In 2015 the health trend everyone will be talking about will be bone health. It’s one that if you start early (or even start today) will help you reduce your likelihood of having weak and brittle bones and less susceptible to osteoporosis (or its precursor osteopenia).
The key to bone health is to start today to keep them healthy. Here are 5 tips to increase bone strength:
- Start young. Bones reach peak density when you’re in your 20’s. If you’re saying “too late” and are going to stop reading this blog post…don’t lose hope. You can start today to improve the health and strength of your bones. Talk with your doctor or a nutritionist about your diet and getting enough calcium and vitamin D in the foods you eat.

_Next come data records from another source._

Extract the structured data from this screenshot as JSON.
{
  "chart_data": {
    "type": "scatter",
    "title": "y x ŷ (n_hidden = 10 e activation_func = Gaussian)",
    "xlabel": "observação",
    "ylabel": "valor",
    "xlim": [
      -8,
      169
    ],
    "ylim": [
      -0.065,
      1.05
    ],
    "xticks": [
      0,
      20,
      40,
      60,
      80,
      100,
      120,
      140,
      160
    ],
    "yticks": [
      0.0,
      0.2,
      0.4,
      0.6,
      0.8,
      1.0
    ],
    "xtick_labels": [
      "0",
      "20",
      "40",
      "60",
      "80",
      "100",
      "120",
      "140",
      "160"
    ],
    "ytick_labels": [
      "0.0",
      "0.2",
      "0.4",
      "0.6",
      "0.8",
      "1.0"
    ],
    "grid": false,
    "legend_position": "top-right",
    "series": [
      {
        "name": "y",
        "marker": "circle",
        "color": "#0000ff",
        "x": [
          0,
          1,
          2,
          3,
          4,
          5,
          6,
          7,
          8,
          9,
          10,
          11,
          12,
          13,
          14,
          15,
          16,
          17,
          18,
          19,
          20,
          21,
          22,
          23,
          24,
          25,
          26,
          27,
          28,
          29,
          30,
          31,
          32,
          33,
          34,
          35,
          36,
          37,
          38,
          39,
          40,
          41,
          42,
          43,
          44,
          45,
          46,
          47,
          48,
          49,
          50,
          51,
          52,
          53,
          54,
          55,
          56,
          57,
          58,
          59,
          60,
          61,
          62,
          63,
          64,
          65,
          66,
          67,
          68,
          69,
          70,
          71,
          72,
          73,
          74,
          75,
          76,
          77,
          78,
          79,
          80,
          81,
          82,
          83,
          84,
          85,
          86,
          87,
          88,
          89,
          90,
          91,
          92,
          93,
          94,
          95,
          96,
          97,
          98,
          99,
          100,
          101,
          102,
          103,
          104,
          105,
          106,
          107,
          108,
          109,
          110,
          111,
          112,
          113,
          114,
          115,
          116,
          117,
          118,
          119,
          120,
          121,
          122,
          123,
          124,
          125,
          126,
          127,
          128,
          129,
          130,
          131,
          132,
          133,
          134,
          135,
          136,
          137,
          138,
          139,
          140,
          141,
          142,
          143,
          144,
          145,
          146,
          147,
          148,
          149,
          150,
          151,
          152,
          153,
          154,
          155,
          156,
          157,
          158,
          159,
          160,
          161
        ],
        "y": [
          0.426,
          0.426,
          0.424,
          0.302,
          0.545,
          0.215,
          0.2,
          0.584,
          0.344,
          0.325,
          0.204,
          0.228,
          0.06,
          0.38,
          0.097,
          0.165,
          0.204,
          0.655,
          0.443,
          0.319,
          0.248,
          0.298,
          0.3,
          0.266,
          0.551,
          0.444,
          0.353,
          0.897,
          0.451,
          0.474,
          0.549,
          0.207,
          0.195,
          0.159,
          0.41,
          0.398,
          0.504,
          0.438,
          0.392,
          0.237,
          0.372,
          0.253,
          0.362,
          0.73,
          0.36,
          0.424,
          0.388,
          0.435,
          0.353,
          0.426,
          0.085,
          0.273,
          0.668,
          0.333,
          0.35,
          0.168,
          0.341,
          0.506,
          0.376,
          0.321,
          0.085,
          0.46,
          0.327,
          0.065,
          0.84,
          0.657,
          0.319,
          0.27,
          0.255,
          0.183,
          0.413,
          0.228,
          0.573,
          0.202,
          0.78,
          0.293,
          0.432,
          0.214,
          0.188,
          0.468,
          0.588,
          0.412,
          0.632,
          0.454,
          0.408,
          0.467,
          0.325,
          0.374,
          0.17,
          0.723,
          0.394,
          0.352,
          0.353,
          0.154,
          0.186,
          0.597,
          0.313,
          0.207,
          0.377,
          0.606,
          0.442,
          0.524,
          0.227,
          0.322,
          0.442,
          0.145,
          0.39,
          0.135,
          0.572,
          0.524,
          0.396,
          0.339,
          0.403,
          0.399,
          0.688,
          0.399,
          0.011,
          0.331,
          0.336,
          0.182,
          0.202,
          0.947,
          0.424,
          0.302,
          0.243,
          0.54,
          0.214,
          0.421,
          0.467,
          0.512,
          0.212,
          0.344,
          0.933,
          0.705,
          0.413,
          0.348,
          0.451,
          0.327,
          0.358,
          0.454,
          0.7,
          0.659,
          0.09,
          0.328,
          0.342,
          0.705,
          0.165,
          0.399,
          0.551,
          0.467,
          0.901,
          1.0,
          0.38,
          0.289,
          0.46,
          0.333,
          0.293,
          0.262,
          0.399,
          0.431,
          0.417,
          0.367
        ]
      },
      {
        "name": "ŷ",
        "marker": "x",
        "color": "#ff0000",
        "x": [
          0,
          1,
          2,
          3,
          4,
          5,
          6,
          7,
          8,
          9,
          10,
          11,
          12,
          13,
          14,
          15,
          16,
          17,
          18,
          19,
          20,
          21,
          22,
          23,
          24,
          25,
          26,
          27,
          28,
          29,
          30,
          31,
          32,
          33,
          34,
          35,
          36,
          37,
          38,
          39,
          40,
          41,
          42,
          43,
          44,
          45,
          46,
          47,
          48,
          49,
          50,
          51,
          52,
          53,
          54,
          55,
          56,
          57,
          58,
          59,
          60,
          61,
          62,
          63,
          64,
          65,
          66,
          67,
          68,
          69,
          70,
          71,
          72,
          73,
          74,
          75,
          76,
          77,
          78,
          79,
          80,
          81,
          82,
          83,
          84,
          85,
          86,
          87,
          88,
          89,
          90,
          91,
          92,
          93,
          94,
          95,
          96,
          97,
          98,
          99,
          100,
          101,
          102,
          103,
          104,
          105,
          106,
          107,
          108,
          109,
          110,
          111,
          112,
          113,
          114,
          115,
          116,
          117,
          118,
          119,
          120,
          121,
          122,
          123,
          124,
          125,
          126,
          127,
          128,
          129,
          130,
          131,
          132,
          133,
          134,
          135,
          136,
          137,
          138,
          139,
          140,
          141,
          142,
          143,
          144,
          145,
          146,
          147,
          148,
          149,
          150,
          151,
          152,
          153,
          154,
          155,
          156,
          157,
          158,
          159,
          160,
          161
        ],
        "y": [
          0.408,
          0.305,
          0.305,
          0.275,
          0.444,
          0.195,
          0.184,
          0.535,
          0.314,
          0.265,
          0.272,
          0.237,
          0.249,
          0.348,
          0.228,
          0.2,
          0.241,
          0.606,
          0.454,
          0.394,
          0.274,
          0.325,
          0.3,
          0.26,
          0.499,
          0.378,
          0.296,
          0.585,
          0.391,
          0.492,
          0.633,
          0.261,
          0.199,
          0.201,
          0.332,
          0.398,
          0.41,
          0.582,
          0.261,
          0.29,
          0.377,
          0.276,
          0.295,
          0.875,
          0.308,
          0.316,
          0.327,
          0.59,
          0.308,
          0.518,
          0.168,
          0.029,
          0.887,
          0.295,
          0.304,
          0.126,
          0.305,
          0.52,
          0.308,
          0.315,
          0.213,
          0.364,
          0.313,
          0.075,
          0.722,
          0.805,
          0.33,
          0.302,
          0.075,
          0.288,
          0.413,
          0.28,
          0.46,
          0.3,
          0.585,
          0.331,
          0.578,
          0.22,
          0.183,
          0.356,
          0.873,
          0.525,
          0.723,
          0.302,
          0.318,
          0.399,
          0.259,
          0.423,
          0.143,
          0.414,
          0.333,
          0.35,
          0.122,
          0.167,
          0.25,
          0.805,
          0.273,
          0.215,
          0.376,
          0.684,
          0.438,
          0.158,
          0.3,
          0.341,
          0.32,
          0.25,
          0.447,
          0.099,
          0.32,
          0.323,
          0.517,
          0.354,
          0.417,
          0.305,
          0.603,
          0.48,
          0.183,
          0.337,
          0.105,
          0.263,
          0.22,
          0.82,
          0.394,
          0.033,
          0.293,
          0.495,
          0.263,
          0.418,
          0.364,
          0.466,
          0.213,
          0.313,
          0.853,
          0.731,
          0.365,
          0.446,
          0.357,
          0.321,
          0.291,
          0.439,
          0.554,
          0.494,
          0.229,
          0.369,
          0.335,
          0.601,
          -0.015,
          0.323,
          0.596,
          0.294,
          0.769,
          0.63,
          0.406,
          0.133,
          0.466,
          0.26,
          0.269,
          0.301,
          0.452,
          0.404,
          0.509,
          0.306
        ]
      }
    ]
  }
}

- Know your T-Score. Osteoporosis is often called a “silent disease” because you won’t display obvious, outward symptoms until a bone breaks—not a sign you want to wait for. A bone mineral density (BMD) test can tell you how strong your bones are.
- Don’t smoke and limit your drinking and meat in moderation. This is the answer to everything…moderation. Definitely don’t smoke. Smoking increases the rate of bone loss.
- Stay active. Weight bearing exercises strengthen bones by stimulating bone-building cells called osteoblasts.
- Recognize that genetics play a role in your bone health: Yes, there is only so much we can do to help keep our bones strong. Our bones will be developed based on the genetics of our folks. Genes determine a lot of factors that affect your overall bone health—including your bone size, bone mass, when you’ll go through menopause, and how well your body uses calcium and vitamin D. These traits are passed down from father to son and mother to daughter. By knowing your family history, you can take appropriate steps to intervene, including earlier screening and use of medication.